Sólo el señor Lisbon salía de la casa, por lo que el único contacto que teníamos con sus hijas era a través de las señales que ellas dejaban en él. Parecía mejor peinado que de costumbre, como si las chicas, incapaces de atildarse ya para nadie, ahora lo atildasen a él. Ya no llevaba adheridos a las mejillas trocitos de papel higiénico con su manchita de sangre, como minúsculas banderas japonesas, lo que para muchas personas fue un signo evidente de que sus hijas se encargaban ahora de afeitarlo, y que ponían mucha más atención en ello que la que dedicaban a Joe el Retrasado sus hermanos al rasurarlo. (Pese a todo, la señora Loomis insistía en afirmar que después de lo ocurrido con Cecilia el señor Lisbon se había comprado una afeitadora eléctrica.) Prescindiendo de los detalles, el señor Lisbon pasó a convertirse en el medio a través del cual teníamos un atisbo del estado de ánimo de las chicas. Las veíamos a través del tributo que ellas le hacían pagar: ojos enrojecidos y abotargados que apenas se abrían ya para contemplar a unas hijas que se iban marchitando; zapatos gastados de tanto subir unas escaleras sobre las que planeaba la amenaza de algún otro cuerpo inerte; tez cetrina que iba deteriorándose para estar a tono con la de ellas; y aquella mirada perdida del hombre que se daba cuenta de que la única vida que tendría sería aquélla, poblada de muerte. Cuando salía para ir a trabajar, la señora Lisbon ya no lo reconfortaba con una taza de café, pese a lo cual apenas se ponía al volante cogía automáticamente del salpicadero la taza de café frío de la semana anterior y se la llevaba a los labios. En la escuela, recorría los pasillos con fingida sonrisa y ojos vidriosos o, en un arrebato juvenil, gritaba:
– ¡En guardia!
Y acorralaba a los estudiantes contra la pared. Pero aguantaba demasiado rato, y no deponía su actitud hasta que ellos le gritaban:
– Usted pega.
O bien, para sacárselo de encima:
– Usted ahora está en la zona de penalti, señor Lisbon.

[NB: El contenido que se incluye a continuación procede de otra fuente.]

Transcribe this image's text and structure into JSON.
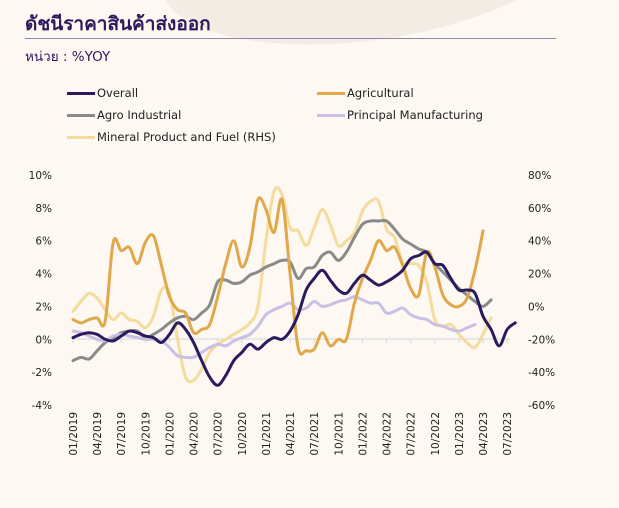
{
  "title": "ดัชนีราคาสินค้าส่งออก",
  "unit_label": "หน่วย : %YOY",
  "chart_data": {
    "type": "line",
    "title": "ดัชนีราคาสินค้าส่งออก",
    "subtitle": "หน่วย : %YOY",
    "xlabel": "",
    "ylabel": "%YOY",
    "y_left": {
      "range": [
        -4,
        10
      ],
      "ticks": [
        "10%",
        "8%",
        "6%",
        "4%",
        "2%",
        "0%",
        "-2%",
        "-4%"
      ],
      "tick_values": [
        10,
        8,
        6,
        4,
        2,
        0,
        -2,
        -4
      ]
    },
    "y_right": {
      "range": [
        -60,
        80
      ],
      "ticks": [
        "80%",
        "60%",
        "40%",
        "20%",
        "0%",
        "-20%",
        "-40%",
        "-60%"
      ],
      "tick_values": [
        80,
        60,
        40,
        20,
        0,
        -20,
        -40,
        -60
      ]
    },
    "x_tick_labels": [
      "01/2019",
      "04/2019",
      "07/2019",
      "10/2019",
      "01/2020",
      "04/2020",
      "07/2020",
      "10/2020",
      "01/2021",
      "04/2021",
      "07/2021",
      "10/2021",
      "01/2022",
      "04/2022",
      "07/2022",
      "10/2022",
      "01/2023",
      "04/2023",
      "07/2023"
    ],
    "x_start": "01/2019",
    "x_step": "1 month",
    "grid": false,
    "legend_position": "top",
    "series": [
      {
        "name": "Overall",
        "axis": "left",
        "color": "#2b1a5e",
        "values": [
          0.1,
          0.3,
          0.4,
          0.3,
          0.0,
          -0.1,
          0.2,
          0.5,
          0.4,
          0.2,
          0.1,
          -0.2,
          0.3,
          1.0,
          0.6,
          -0.2,
          -1.3,
          -2.3,
          -2.8,
          -2.2,
          -1.3,
          -0.8,
          -0.3,
          -0.6,
          -0.2,
          0.1,
          0.0,
          0.5,
          1.5,
          3.0,
          3.7,
          4.2,
          3.6,
          3.0,
          2.8,
          3.4,
          3.9,
          3.6,
          3.3,
          3.5,
          3.8,
          4.2,
          4.9,
          5.1,
          5.3,
          4.6,
          4.5,
          3.7,
          3.0,
          3.0,
          2.8,
          1.4,
          0.6,
          -0.4,
          0.6,
          1.0
        ]
      },
      {
        "name": "Agricultural",
        "axis": "left",
        "color": "#e0a84a",
        "values": [
          1.2,
          1.0,
          1.2,
          1.3,
          1.1,
          5.9,
          5.4,
          5.6,
          4.6,
          5.9,
          6.3,
          4.5,
          2.6,
          1.8,
          1.6,
          0.4,
          0.6,
          0.9,
          2.6,
          4.6,
          6.0,
          4.4,
          5.6,
          8.5,
          7.9,
          6.5,
          8.5,
          4.0,
          -0.5,
          -0.7,
          -0.6,
          0.4,
          -0.4,
          0.0,
          0.0,
          2.2,
          3.7,
          4.8,
          6.0,
          5.4,
          5.6,
          4.5,
          3.1,
          2.7,
          5.3,
          4.4,
          2.7,
          2.1,
          2.0,
          2.5,
          4.2,
          6.6
        ]
      },
      {
        "name": "Agro Industrial",
        "axis": "left",
        "color": "#8a8a8a",
        "values": [
          -1.3,
          -1.1,
          -1.2,
          -0.7,
          -0.2,
          0.1,
          0.4,
          0.5,
          0.5,
          0.1,
          0.3,
          0.6,
          1.0,
          1.3,
          1.4,
          1.2,
          1.6,
          2.1,
          3.5,
          3.6,
          3.4,
          3.5,
          3.9,
          4.1,
          4.4,
          4.6,
          4.8,
          4.7,
          3.7,
          4.3,
          4.4,
          5.1,
          5.3,
          4.8,
          5.3,
          6.2,
          7.0,
          7.2,
          7.2,
          7.2,
          6.7,
          6.1,
          5.8,
          5.5,
          5.3,
          4.6,
          4.1,
          3.6,
          3.1,
          2.7,
          2.3,
          2.0,
          2.4
        ]
      },
      {
        "name": "Principal Manufacturing",
        "axis": "left",
        "color": "#cbbfe6",
        "values": [
          0.5,
          0.4,
          0.2,
          0.0,
          -0.1,
          0.2,
          0.3,
          0.2,
          0.1,
          0.0,
          0.0,
          -0.1,
          -0.5,
          -1.0,
          -1.1,
          -1.1,
          -0.8,
          -0.5,
          -0.3,
          -0.4,
          -0.1,
          0.1,
          0.3,
          0.8,
          1.5,
          1.8,
          2.0,
          2.2,
          1.8,
          1.9,
          2.3,
          2.0,
          2.1,
          2.3,
          2.4,
          2.6,
          2.4,
          2.2,
          2.2,
          1.6,
          1.7,
          1.9,
          1.5,
          1.3,
          1.2,
          0.9,
          0.8,
          0.6,
          0.5,
          0.7,
          0.9
        ]
      },
      {
        "name": "Mineral Product and Fuel (RHS)",
        "axis": "right",
        "color": "#f3dc9e",
        "values": [
          -3,
          3,
          8,
          5,
          -2,
          -8,
          -4,
          -8,
          -9,
          -13,
          -6,
          10,
          8,
          -20,
          -43,
          -45,
          -38,
          -28,
          -23,
          -20,
          -17,
          -14,
          -10,
          0,
          40,
          70,
          68,
          48,
          46,
          37,
          48,
          59,
          50,
          37,
          40,
          45,
          58,
          64,
          64,
          47,
          42,
          27,
          26,
          25,
          15,
          -8,
          -12,
          -11,
          -17,
          -22,
          -25,
          -17,
          -7
        ]
      }
    ]
  },
  "legend": [
    {
      "label": "Overall",
      "color": "#2b1a5e"
    },
    {
      "label": "Agricultural",
      "color": "#e0a84a"
    },
    {
      "label": "Agro Industrial",
      "color": "#8a8a8a"
    },
    {
      "label": "Principal Manufacturing",
      "color": "#cbbfe6"
    },
    {
      "label": "Mineral Product and Fuel (RHS)",
      "color": "#f3dc9e"
    }
  ]
}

Una vez el señor Lisbon hizo una llave a Kenny Jenkins y éste habló de la serenidad que se apoderó de los dos.
– Es curioso. Hasta podía olerle el aliento, pero no traté de escapar. Fue como cuando estás debajo de un montón de jugadores y a pesar de que te aplastan sientes una gran tranquilidad y te encuentras la mar de bien.

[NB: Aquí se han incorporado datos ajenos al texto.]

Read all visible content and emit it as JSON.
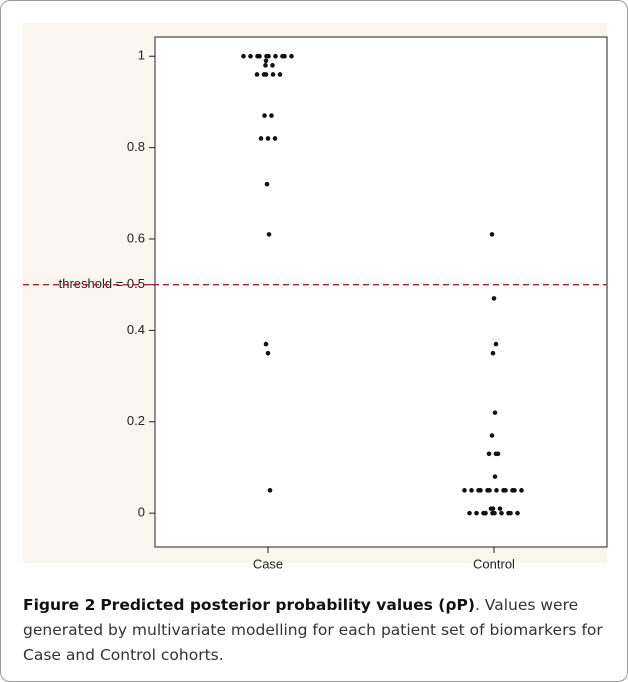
{
  "chart_data": {
    "type": "strip",
    "categories": [
      "Case",
      "Control"
    ],
    "series": [
      {
        "color": "#111111",
        "values": [
          1,
          1,
          1,
          1,
          1,
          1,
          1,
          1,
          1,
          1,
          0.99,
          0.98,
          0.98,
          0.96,
          0.96,
          0.96,
          0.96,
          0.96,
          0.87,
          0.87,
          0.82,
          0.82,
          0.82,
          0.72,
          0.61,
          0.37,
          0.35,
          0.05
        ]
      },
      {
        "color": "#111111",
        "values": [
          0.61,
          0.47,
          0.37,
          0.35,
          0.22,
          0.17,
          0.13,
          0.13,
          0.13,
          0.08,
          0.05,
          0.05,
          0.05,
          0.05,
          0.05,
          0.05,
          0.05,
          0.05,
          0.05,
          0.05,
          0.05,
          0.05,
          0.01,
          0.01,
          0.01,
          0,
          0,
          0,
          0,
          0,
          0,
          0,
          0,
          0,
          0
        ]
      }
    ],
    "ylim": [
      -0.074,
      1.042
    ],
    "yticks": [
      0,
      0.2,
      0.4,
      0.6,
      0.8,
      1
    ],
    "threshold": {
      "value": 0.5,
      "label": "threshold = 0.5",
      "color": "#b22222"
    }
  },
  "caption": {
    "label": "Figure 2",
    "title": "Predicted posterior probability values (ρP)",
    "text": ". Values were generated by multivariate modelling for each patient set of biomarkers for Case and Control cohorts."
  }
}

Muchos lo admiraban por continuar trabajando, en tanto que otros lo condenaban por la dureza de su corazón. Debajo del traje verde su cuerpo se parecía cada vez más a un esqueleto, como si Cecilia, al morir, se hubiera llevado una parte con ella al otro mundo. Nos recordaba a Abraham Lincoln por lo desgarbado y silencioso, y porque parecía cargar sobre sus hombros con todo el peso del dolor del mundo. Nunca pasaba por delante de un suministrador de agua sin saciar en él su modesta sed.